While the direct influence of haemochromatosis on the physical properties of RBC is not fully understood, blood exposure to free radicals dramatically alters cell morphology which may be associated with impaired function [65, 66]. Specifically, free radicals alter RBC morphology by: degrading surface membrane proteins and inducing lipid peroxidation [67, 68]; quenching nitric oxide, limiting its availability [69]; and, facilitating spectrin-haemoglobin crosslinking and thus decreasing membrane elasticity [67]. These morphological changes collectively lead to impaired mechanical function of the RBC. Specific effects of the site – i.e., intra- or extracellular – of RBC exposure to free radicals appears to be important.

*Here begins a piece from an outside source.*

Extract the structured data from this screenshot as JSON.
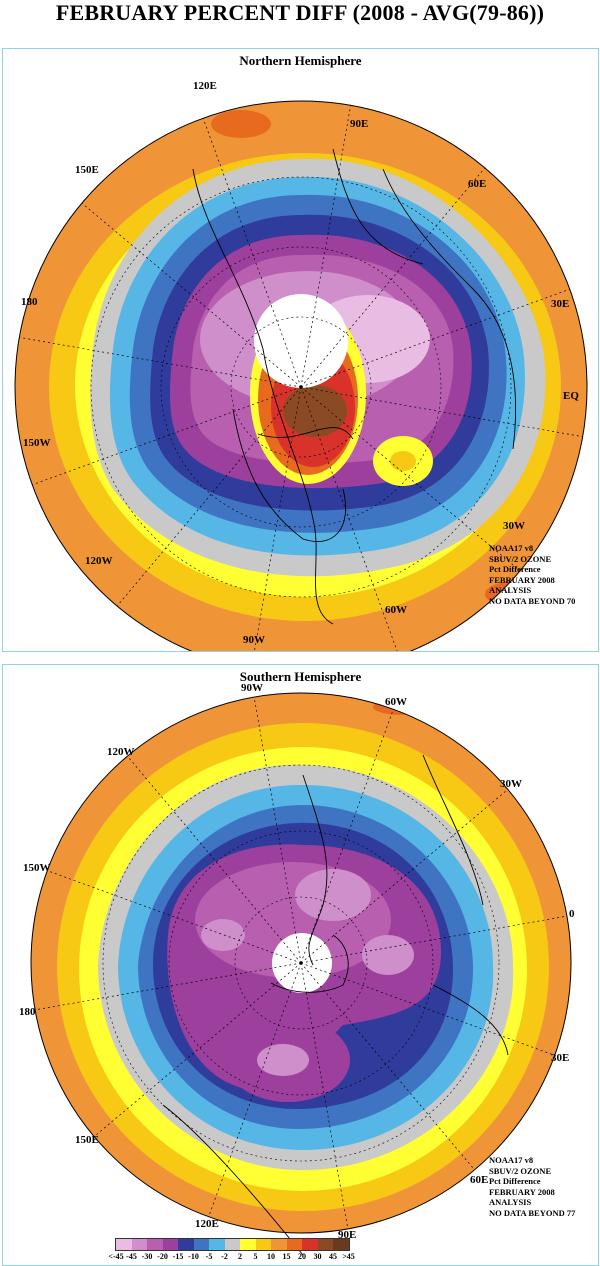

Intracellular generation of superoxide (a potent free radical), for example, significantly decreases RBC deformability [65]. Moreover, intracellularly-generated superoxide was reported to increase the susceptibility of RBC to mechanical stress [70]. That is, RBC previously exposed to intracellular superoxide exhibited greater impairment in cell deformability following exposure to supraphysiological shear stress, when compared with untreated RBC. Exposure of RBC to extracellularly-generated superoxide, on the other hand, also impairs RBC deformability, but also induces altered cell behaviour. Specifically, extracellular superoxide decreases the magnitude of RBC aggregation, and increases the shear rate required to disaggregate already-formed RBC rouleaux [65]. Given the striking effect that free radicals induce on the deformability and aggregation of RBC, it is possible that blood from haemochromatosis patients may also be more susceptible to mechanical stress, based on the potential for high levels of iron-mediated free radical production as discussed earlier. While ongoing studies are investigating this hypothesis, further evaluation of blood products sourced from haemochromatosis donors is required, particularly if the use involves exposure to high shear environments, such as mechanical circulatory support and/or transfusion.
Conclusion
Considering that significant impairments in endothelial function and haemorheological characteristics are present in haemochromatosis patients, it is plausible that many of the secondary complications associated with the disease (i.e., diabetes and cardiomyopathy) are precipitated by impairments in oxygen and nutrient delivery. The potential for venesection therapy to reverse the altered blood rheology in haemochromatosis provides a valuable avenue for further investigations. Given the frequency and volume of blood collected during venesection therapy, and if the rheological properties of blood are normalised following initial treatments, this blood may serve as a useful resource for blood product development. Caution is currently required, however, to ensure that blood cells from hemochromatosis patients are rheologically normal and are able to withstand the high shear environments typical of many blood product destinations (e.g., rotary blood pumps and other devices for mechanical circulatory support).